While sitting with Jevan, waiting for him to pee in the potty chair, we were having a group hug with Rylen in there too. As I was saying, ‘I love you’, he chimes in with a big squishy hug and says, ‘I lub ‘oo, Mom!!’
He enters the kitchen like a ‘Whirlwind’, quietly assessing the layout and then plans just what would be best to mess up the place as Mom makes supper…. He quickly, and noisily, slids all the A B C Letters off the fridge and with great satisfaction listens to them clatter on the floor. Then spies the stool, to which he scurries and slides over to the stove. After climbing up and being told ‘It’s HOT!! Don’t touch!!’ He slithers over to his next ‘Natural Disaster Zone’. He pulls up the carpet from in front of the sink and leaves it in a heap 4 ft away.
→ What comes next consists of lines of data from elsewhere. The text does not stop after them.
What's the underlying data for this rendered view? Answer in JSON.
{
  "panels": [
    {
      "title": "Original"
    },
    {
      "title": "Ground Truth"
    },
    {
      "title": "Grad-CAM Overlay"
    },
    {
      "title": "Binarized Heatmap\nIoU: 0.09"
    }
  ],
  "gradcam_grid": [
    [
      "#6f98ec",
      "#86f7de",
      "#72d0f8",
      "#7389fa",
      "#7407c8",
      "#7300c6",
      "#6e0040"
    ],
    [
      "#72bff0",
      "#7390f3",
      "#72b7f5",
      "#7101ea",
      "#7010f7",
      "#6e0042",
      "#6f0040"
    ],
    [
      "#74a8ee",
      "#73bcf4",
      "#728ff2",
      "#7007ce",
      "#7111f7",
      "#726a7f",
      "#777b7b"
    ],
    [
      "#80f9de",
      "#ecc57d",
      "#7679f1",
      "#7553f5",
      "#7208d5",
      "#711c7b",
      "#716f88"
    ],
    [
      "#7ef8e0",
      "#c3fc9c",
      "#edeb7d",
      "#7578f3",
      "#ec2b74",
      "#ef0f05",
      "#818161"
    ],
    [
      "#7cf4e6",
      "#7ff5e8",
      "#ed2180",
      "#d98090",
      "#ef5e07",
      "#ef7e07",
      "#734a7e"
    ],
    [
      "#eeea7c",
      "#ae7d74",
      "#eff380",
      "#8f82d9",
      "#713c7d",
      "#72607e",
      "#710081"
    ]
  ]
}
And then nonchalantly walks out of the room, as if it ALL went just according to plan!! Mission Accomplished!!! Now Mom has to clatter her way through those ‘letters’ to get to the fridge and step over, on or around the stool in front of the stove plus stumble over the carpet if she walks anywhere around the sink!! I declare it was a premeditated mission!! -Rylen
As Collin was getting dressed he remarked, ‘It been 8 days sin’ I weared this shirt, I not think it gonna fit me!’ He puts it on and say’s, ‘I guess it does.’
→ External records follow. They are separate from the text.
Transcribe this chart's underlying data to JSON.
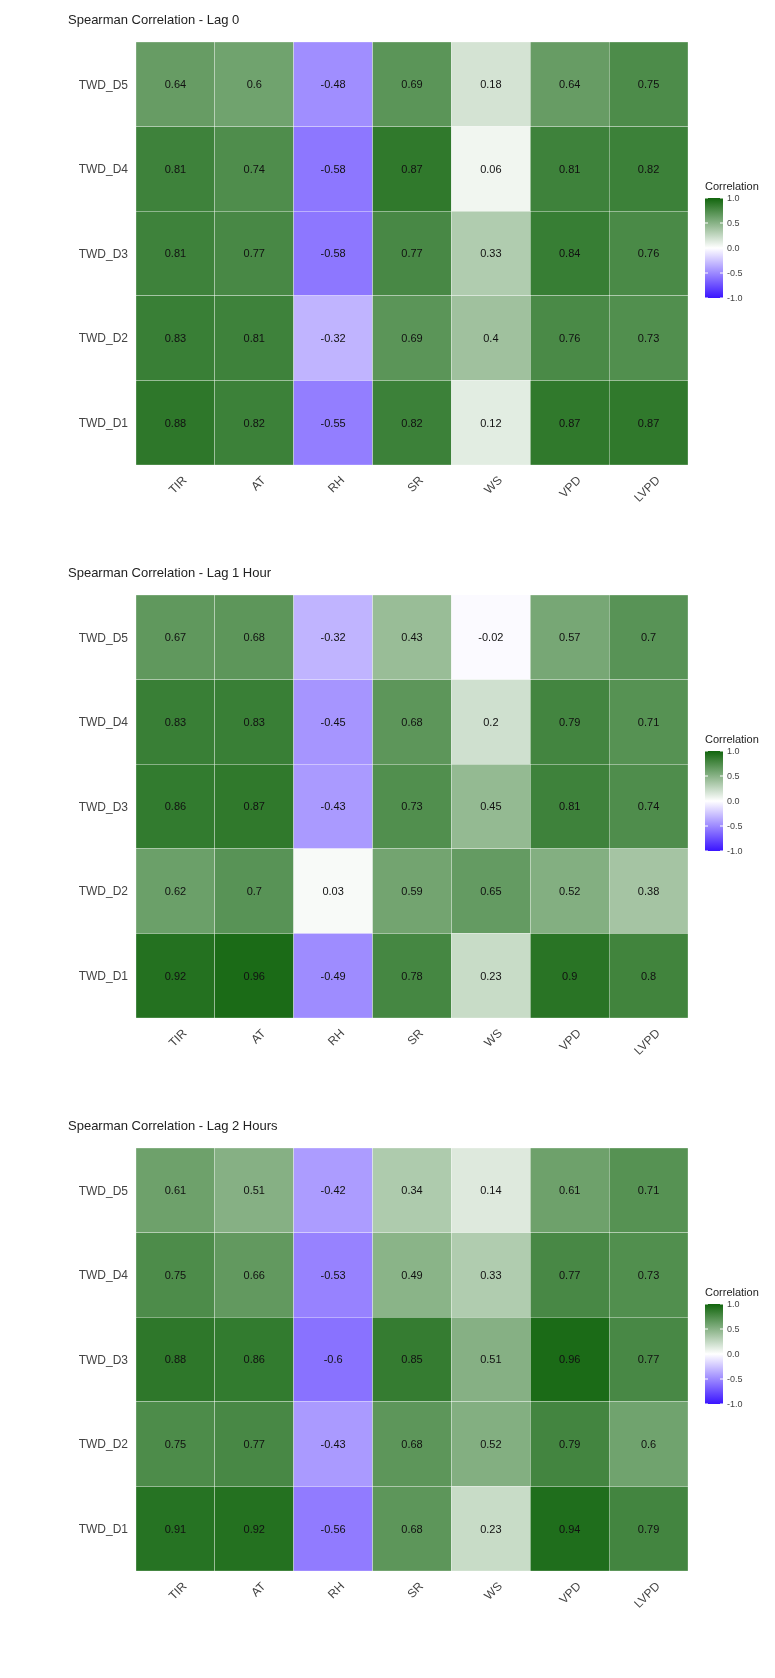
{
  "chart_data": [
    {
      "type": "heatmap",
      "title": "Spearman Correlation - Lag 0",
      "categories": [
        "TIR",
        "AT",
        "RH",
        "SR",
        "WS",
        "VPD",
        "LVPD"
      ],
      "y_categories": [
        "TWD_D5",
        "TWD_D4",
        "TWD_D3",
        "TWD_D2",
        "TWD_D1"
      ],
      "cells": [
        [
          0.64,
          0.6,
          -0.48,
          0.69,
          0.18,
          0.64,
          0.75
        ],
        [
          0.81,
          0.74,
          -0.58,
          0.87,
          0.06,
          0.81,
          0.82
        ],
        [
          0.81,
          0.77,
          -0.58,
          0.77,
          0.33,
          0.84,
          0.76
        ],
        [
          0.83,
          0.81,
          -0.32,
          0.69,
          0.4,
          0.76,
          0.73
        ],
        [
          0.88,
          0.82,
          -0.55,
          0.82,
          0.12,
          0.87,
          0.87
        ]
      ],
      "clabel": "Correlation",
      "clim": [
        -1,
        1
      ],
      "cticks": [
        {
          "value": -1,
          "label": "-1.0"
        },
        {
          "value": -0.5,
          "label": "-0.5"
        },
        {
          "value": 0,
          "label": "0.0"
        },
        {
          "value": 0.5,
          "label": "0.5"
        },
        {
          "value": 1,
          "label": "1.0"
        }
      ],
      "data_labels": true
    },
    {
      "type": "heatmap",
      "title": "Spearman Correlation - Lag 1 Hour",
      "categories": [
        "TIR",
        "AT",
        "RH",
        "SR",
        "WS",
        "VPD",
        "LVPD"
      ],
      "y_categories": [
        "TWD_D5",
        "TWD_D4",
        "TWD_D3",
        "TWD_D2",
        "TWD_D1"
      ],
      "cells": [
        [
          0.67,
          0.68,
          -0.32,
          0.43,
          -0.02,
          0.57,
          0.7
        ],
        [
          0.83,
          0.83,
          -0.45,
          0.68,
          0.2,
          0.79,
          0.71
        ],
        [
          0.86,
          0.87,
          -0.43,
          0.73,
          0.45,
          0.81,
          0.74
        ],
        [
          0.62,
          0.7,
          0.03,
          0.59,
          0.65,
          0.52,
          0.38
        ],
        [
          0.92,
          0.96,
          -0.49,
          0.78,
          0.23,
          0.9,
          0.8
        ]
      ],
      "clabel": "Correlation",
      "clim": [
        -1,
        1
      ],
      "cticks": [
        {
          "value": -1,
          "label": "-1.0"
        },
        {
          "value": -0.5,
          "label": "-0.5"
        },
        {
          "value": 0,
          "label": "0.0"
        },
        {
          "value": 0.5,
          "label": "0.5"
        },
        {
          "value": 1,
          "label": "1.0"
        }
      ],
      "data_labels": true
    },
    {
      "type": "heatmap",
      "title": "Spearman Correlation - Lag 2 Hours",
      "categories": [
        "TIR",
        "AT",
        "RH",
        "SR",
        "WS",
        "VPD",
        "LVPD"
      ],
      "y_categories": [
        "TWD_D5",
        "TWD_D4",
        "TWD_D3",
        "TWD_D2",
        "TWD_D1"
      ],
      "cells": [
        [
          0.61,
          0.51,
          -0.42,
          0.34,
          0.14,
          0.61,
          0.71
        ],
        [
          0.75,
          0.66,
          -0.53,
          0.49,
          0.33,
          0.77,
          0.73
        ],
        [
          0.88,
          0.86,
          -0.6,
          0.85,
          0.51,
          0.96,
          0.77
        ],
        [
          0.75,
          0.77,
          -0.43,
          0.68,
          0.52,
          0.79,
          0.6
        ],
        [
          0.91,
          0.92,
          -0.56,
          0.68,
          0.23,
          0.94,
          0.79
        ]
      ],
      "clabel": "Correlation",
      "clim": [
        -1,
        1
      ],
      "cticks": [
        {
          "value": -1,
          "label": "-1.0"
        },
        {
          "value": -0.5,
          "label": "-0.5"
        },
        {
          "value": 0,
          "label": "0.0"
        },
        {
          "value": 0.5,
          "label": "0.5"
        },
        {
          "value": 1,
          "label": "1.0"
        }
      ],
      "data_labels": true
    }
  ]
}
We walk out the door of Walmart and Jevan say’s, ‘It col(d), Mom.’ ‘Well, hurry, lets go to the van.’ He spies a piller thing, 5 ft out the door, gives it a BIG hug for 10 seconds and then walks around it. And around it and around it and around it. Oblivious to the cold and wind. And I couldn’t get him to leave the dumb thing!! And a couple of people were highly amused by the whole thing as well. At least they were understanding about it. ‘I remember those days, you can’t get them to hurry for anything or do what ya want them too.’
‘Mom, what all animals do people have on a farm.’ Together we name off cows, horses, pigs, goats, donkeys, chickens, ducks, sheep, goats and mice. Collin stands there thinking and then asks, ‘What else is on the menu??’
Love the way Jevan comes into the house… saying, ‘MOM! Mom. MOM. MOm.’ In a sing song way. Wish I could record it some how.The first ‘Mom’ goes up, the second goes down. And he says it over and over and over, no matter if I answer, until I come to get him undressed. At least it sounds better then hollaring or screaming.